Tu écrivais des poèmes pour ta grande sœur

Tu avais dix ans et des tresses très sombres

Des yeux de velours défiant les ombres

Tu aimais l’école, le français les mathématiques

Et pour rien au monde tu n’aurais négligé tes devoirs

Tu voulais connaître les secrets du savoir

Dévorant tes livres de manière méthodique

Mais à la maison il y avait peu de place

Pour une petite fille curieuse et gentille

Il fallait frotter nettoyer ne laisser aucune trace

Pour soulager maman des corvées quotidiennes

Et toi ces corvées, tu les faisais tiennes.

Ta sœur plus âgée arrivait à les esquiver

Mais pour toi chaque jour la charge familiale

T’empêchait de pratiquer le basket, la poésie ou les claquettes.

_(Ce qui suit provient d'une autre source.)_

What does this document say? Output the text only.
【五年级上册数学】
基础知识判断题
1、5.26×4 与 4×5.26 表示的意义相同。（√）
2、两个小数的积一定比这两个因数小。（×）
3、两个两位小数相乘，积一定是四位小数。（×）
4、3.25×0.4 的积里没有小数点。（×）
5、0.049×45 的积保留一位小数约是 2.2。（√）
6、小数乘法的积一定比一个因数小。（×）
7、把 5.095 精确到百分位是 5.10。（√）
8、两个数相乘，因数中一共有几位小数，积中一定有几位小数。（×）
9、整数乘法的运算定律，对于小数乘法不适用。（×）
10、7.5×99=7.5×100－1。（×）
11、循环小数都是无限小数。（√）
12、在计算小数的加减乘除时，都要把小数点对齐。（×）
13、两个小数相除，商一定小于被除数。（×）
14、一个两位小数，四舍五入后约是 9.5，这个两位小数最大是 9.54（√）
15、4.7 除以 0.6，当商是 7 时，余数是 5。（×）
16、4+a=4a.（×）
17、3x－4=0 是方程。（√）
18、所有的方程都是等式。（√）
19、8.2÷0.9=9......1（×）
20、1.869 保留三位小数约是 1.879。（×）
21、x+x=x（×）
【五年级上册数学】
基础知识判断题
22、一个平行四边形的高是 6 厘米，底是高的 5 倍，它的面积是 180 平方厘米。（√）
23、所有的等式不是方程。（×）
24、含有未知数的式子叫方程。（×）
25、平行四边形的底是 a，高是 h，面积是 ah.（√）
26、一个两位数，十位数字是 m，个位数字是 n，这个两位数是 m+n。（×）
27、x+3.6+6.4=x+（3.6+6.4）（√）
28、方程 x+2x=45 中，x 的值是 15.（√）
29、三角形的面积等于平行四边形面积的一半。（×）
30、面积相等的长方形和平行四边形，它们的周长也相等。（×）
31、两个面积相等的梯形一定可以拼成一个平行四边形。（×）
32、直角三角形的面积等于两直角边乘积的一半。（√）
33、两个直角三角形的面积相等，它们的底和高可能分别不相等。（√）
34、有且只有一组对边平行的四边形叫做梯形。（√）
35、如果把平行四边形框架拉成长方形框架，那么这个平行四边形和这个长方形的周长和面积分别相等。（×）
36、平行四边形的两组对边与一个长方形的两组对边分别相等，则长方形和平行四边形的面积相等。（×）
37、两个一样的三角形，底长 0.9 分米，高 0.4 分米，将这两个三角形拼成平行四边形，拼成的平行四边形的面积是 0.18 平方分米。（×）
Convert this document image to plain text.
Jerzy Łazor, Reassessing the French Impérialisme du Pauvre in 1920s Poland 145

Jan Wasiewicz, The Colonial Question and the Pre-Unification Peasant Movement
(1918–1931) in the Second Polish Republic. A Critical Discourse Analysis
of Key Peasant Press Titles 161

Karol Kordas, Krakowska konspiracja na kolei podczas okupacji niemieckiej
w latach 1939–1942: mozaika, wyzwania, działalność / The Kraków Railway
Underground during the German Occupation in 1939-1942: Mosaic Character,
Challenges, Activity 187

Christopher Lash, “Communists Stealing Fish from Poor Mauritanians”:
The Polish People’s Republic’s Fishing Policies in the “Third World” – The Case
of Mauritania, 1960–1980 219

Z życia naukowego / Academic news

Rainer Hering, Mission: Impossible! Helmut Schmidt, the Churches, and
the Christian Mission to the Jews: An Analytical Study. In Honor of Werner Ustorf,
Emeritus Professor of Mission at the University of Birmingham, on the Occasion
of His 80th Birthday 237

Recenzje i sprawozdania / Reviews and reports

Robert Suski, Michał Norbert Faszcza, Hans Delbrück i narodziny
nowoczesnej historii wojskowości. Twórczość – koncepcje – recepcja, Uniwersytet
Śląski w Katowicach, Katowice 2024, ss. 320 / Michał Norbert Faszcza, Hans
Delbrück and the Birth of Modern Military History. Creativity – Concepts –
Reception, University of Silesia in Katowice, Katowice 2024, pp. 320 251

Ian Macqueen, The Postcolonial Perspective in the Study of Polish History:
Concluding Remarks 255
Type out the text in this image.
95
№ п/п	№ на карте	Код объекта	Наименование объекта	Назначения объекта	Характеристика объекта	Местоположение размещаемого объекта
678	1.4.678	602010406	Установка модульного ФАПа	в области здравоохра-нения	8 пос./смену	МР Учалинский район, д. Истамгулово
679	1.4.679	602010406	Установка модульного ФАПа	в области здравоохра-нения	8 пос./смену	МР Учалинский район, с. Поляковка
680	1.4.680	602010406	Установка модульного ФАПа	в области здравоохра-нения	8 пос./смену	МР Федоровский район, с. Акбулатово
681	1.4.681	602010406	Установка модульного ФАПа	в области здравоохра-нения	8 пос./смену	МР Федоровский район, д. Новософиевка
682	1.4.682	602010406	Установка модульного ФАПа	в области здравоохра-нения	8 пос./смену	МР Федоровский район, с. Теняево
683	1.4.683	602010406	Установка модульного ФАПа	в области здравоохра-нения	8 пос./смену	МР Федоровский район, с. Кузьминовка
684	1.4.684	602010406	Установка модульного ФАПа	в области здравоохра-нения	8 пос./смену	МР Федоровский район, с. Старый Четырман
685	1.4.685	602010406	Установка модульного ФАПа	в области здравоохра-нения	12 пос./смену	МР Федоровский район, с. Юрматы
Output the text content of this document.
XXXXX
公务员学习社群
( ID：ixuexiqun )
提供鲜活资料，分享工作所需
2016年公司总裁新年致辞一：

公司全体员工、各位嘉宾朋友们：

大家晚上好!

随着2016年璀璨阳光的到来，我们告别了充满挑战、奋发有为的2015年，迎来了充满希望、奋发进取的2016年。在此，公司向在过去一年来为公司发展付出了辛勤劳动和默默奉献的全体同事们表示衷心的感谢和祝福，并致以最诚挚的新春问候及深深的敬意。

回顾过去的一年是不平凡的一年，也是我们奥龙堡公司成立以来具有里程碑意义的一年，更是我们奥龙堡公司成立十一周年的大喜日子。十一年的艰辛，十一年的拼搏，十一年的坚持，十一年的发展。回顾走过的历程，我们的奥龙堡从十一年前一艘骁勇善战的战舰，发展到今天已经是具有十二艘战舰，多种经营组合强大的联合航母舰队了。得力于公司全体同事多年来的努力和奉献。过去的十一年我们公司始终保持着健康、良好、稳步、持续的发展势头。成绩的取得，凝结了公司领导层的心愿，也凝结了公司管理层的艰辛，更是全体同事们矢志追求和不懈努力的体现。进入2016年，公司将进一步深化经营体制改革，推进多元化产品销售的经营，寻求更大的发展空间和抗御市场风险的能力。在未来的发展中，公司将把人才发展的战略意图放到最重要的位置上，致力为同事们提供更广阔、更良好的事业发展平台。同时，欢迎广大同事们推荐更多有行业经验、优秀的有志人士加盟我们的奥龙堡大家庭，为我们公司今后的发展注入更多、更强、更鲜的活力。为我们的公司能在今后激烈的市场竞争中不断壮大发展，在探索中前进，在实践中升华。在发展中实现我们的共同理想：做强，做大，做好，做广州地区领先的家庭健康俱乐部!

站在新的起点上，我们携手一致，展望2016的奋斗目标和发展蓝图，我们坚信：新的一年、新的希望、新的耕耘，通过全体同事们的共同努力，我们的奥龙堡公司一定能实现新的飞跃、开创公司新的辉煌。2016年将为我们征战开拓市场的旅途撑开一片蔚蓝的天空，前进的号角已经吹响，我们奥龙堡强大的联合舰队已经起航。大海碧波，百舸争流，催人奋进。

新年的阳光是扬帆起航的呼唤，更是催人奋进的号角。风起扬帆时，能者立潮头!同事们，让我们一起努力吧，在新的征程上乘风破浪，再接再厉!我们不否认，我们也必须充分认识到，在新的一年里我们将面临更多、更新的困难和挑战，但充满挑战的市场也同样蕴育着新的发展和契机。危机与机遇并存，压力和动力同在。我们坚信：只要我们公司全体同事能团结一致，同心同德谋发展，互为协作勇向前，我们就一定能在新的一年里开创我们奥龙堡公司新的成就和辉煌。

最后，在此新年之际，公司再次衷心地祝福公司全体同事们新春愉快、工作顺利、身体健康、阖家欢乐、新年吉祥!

Tu venais de Kabylie où rien n’est interdit

Mais où la tradition a depuis longtemps établi

Que le meilleur diplôme qu’une fille puisse avoir

C’est celui de femme au foyer pour y exceller

Je sais que tu es sortie du jeune âge

Je connais ta volonté il est bien probable

Que tu aies inversé les choses

Rendant à ta famille ses devoirs

Et à tes études la passion du savoir.

 

 

© Lydia Kowicz Loriot.

 

 

PRÉCISONS APPORTÉES PAR LE PAN POÉTIQUE DES MUSES sur ce poème : ce bel hommage à Nadine (petite fille kabyle) est un « poème vécu » ou un « poème témoignage ». Il appartient à une pratique poétique souvent féminine et également féministe en relatant en témoignage une expérience poétique. Il fait partie de la poésie vécue puisque la poète a aidé aux devoirs Nadine qui d'après Lydia Kowicz Loriot était passionnée par ses cours mais dont la famille voulait avant tout qu'elle gère ses devoirs domestiques, elle avait peu de temps mais beaucoup de volonté... ».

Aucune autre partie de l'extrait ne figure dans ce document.